A team of New Zealand scientists is preparing for an important mission to Antarctica, to try to understand whether its largest ice shelf is melting into the ocean beneath it.
They’re taking a special hot water drill to bore through the centre of the Ross Ice Shelf, which is several hundred metres thick.
The shelf is as big as France and the water beneath it is about the same volume as the North Sea.
In October, a interdisciplinary team of scientists will converge on this expanse of ice 350km from Scott Base and set up camp for two months to conduct a range of scientific experiments.
Glaciologist Christina Hulbe said the ocean beneath the shelf was largely unstudied.
“We know that this part of Antarctica has changed in the past, when the climate has warmed and we know it’s going to change in the future,” she said.
“What we don’t know is how fast it happens and what it looks like when it happens. We want to try to understand the vulnerability of the Ross Ice Shelf to future warming.”

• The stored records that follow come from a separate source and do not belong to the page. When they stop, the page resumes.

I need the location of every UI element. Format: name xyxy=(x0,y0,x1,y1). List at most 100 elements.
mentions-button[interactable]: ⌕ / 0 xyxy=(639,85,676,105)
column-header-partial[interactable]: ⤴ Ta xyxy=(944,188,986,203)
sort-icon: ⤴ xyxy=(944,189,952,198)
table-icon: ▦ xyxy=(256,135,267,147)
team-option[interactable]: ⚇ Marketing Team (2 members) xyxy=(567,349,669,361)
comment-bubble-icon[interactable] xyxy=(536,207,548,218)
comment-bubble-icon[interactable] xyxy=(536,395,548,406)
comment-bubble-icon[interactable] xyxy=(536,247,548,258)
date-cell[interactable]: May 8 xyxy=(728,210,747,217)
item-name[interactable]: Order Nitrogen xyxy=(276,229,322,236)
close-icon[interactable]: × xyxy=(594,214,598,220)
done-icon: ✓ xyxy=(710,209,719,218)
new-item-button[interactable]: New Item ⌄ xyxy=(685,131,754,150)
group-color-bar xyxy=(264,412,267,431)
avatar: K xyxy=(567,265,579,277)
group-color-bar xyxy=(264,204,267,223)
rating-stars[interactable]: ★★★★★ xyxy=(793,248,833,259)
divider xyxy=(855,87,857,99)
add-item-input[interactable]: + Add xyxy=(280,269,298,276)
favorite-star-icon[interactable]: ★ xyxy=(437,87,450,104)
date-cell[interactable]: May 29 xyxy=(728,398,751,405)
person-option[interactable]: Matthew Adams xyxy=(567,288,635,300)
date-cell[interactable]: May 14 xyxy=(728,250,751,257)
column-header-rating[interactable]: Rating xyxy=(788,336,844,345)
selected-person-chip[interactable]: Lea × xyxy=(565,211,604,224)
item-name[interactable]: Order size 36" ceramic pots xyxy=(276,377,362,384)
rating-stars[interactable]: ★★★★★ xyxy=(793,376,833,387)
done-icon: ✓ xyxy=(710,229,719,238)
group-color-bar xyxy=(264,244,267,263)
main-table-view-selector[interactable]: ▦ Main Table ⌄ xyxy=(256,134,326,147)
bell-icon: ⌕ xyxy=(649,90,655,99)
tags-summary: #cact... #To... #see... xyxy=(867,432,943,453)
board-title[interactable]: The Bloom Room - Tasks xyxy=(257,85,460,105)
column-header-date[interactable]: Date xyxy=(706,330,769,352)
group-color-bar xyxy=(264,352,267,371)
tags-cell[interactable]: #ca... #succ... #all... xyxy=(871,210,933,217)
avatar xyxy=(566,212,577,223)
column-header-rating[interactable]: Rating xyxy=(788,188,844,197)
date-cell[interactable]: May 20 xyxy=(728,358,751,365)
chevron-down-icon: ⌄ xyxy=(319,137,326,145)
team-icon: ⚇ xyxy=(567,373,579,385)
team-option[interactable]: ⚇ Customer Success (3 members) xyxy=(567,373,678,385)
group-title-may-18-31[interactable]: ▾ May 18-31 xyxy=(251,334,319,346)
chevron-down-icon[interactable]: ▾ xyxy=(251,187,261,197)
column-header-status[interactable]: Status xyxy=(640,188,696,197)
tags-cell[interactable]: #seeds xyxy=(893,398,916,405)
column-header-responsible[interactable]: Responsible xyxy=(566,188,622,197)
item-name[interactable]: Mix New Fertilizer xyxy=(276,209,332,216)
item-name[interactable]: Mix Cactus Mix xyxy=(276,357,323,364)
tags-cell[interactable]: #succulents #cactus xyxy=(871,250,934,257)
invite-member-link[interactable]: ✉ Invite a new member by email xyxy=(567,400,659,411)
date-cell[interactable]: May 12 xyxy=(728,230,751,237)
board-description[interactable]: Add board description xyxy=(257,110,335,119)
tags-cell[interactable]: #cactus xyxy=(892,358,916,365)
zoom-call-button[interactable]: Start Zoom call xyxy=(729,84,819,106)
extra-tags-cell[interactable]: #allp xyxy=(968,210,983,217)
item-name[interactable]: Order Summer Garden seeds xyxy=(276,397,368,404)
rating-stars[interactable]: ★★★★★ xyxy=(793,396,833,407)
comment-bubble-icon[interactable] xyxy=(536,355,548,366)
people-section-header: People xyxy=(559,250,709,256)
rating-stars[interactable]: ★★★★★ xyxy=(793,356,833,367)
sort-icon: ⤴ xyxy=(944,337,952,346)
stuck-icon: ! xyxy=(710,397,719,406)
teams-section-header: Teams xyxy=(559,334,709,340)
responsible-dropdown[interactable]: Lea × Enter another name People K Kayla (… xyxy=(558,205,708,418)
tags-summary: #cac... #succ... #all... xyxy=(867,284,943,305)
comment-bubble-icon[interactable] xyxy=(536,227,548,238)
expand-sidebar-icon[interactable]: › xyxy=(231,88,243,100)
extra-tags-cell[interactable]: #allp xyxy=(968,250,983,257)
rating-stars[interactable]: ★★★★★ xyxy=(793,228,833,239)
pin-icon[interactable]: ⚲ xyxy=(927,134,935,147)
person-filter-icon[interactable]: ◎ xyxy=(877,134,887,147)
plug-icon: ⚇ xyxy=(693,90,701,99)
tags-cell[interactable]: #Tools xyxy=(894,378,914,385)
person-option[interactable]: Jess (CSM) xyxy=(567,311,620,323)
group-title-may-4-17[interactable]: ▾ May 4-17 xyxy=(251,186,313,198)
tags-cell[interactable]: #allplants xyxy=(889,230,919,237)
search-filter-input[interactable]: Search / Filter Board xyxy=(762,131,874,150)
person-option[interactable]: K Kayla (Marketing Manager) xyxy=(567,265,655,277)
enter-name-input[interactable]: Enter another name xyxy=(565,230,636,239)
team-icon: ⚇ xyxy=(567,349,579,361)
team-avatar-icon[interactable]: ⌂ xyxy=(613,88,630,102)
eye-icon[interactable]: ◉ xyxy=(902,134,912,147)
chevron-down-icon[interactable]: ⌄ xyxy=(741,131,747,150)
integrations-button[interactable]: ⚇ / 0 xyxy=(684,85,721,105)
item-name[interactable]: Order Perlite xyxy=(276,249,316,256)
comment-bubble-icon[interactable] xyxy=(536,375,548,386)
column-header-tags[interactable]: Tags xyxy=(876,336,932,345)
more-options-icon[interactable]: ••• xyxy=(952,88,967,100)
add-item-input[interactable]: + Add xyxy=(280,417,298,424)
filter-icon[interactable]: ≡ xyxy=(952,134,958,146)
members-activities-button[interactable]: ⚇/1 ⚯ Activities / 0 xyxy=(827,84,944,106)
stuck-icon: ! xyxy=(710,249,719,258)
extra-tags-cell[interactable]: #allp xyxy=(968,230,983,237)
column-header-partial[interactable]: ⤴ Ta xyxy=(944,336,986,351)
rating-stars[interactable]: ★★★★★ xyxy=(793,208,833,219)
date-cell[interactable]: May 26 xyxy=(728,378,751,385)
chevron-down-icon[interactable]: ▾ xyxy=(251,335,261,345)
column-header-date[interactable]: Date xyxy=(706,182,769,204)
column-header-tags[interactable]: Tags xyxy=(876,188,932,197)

Dr Hulbe said the team would use a hot water drill built at Victoria University, and bore through 350m of ice to collect samples from the ocean and the sea floor.
She said if the ocean had warmed beneath the Ross Ice Shelf then that warmer water could enter west Antarctica, which past climate records showed had contributed to ice melt, so it was important to understand how the ice shelves worked.
The project’s focus was very different to the Andrill project, which involved scientists from seven countries using a drilling rig to bore beneath ice at the edge of the shelf for rock and sediment samples that were 45 million years old, she said.
“We don’t know what we’re going to find but it’s really important for trying to understand how the ice shelf is going to respond to future change, because the pathway is the ocean, so if we don’t know what’s going on right now, it makes it hard to think about what will happen in the future.”
The hot water drilling would provide direct access to the ocean, the sea floor and the interior of the floating ice.
Scientists would drill an initial borehole to install an ‘ice shelf observatory’ and deploy a permanent oceanographic mooring to monitor water conditions after the team had left the site, she said.
A second borehole would then be drilled a few hundred metres away and a remote-operated underwater vehicle would investigate the area, and sediment samples would be taken from the sea floor.
Ice cores would also be extracted from the side of the borehole, she said.
NIWA oceanographer Craig Stevens said future climate projections largely depended on the longevity of ice shelves.
“This is all things we’ve really only been able to sample in the last few decades.
“We’re on a really steep learning curve and there’s kind of a sense of urgency over the next decade to work out what sort of future we’re in for.”
He said the last time a similar project was carried out on the Ross Ice Shelf was in the 1970s, and it was important to see what had changed using improved technology.
But he expected the team would come away with more questions than answers.
Fellow oceanographer Natalie Robinson said while Arctic sea ice in the north was melting, Antarctic sea ice had been gradually expanding.
She said there were a number of reasons behind it, but one largely unexplored area was how melting glacial ice from underneath ice shelves might flow out into the ocean and form sea ice.
“It’s a trade-off isn’t it, because if this mechanism is happening then it means we are melting that glacial ice that is the backstop for the ice coming off the continent.”
Dr Robinson said the Antarctic sea ice was like the heartbeat of the global ocean, keeping the oceans circulating, and delivering nutrients from the surface into the deep ocean.
The scientists said they expected to start delivering the first results from their trip as soon as they returned, although it would take several years to comprehend the full picture of their discoveries.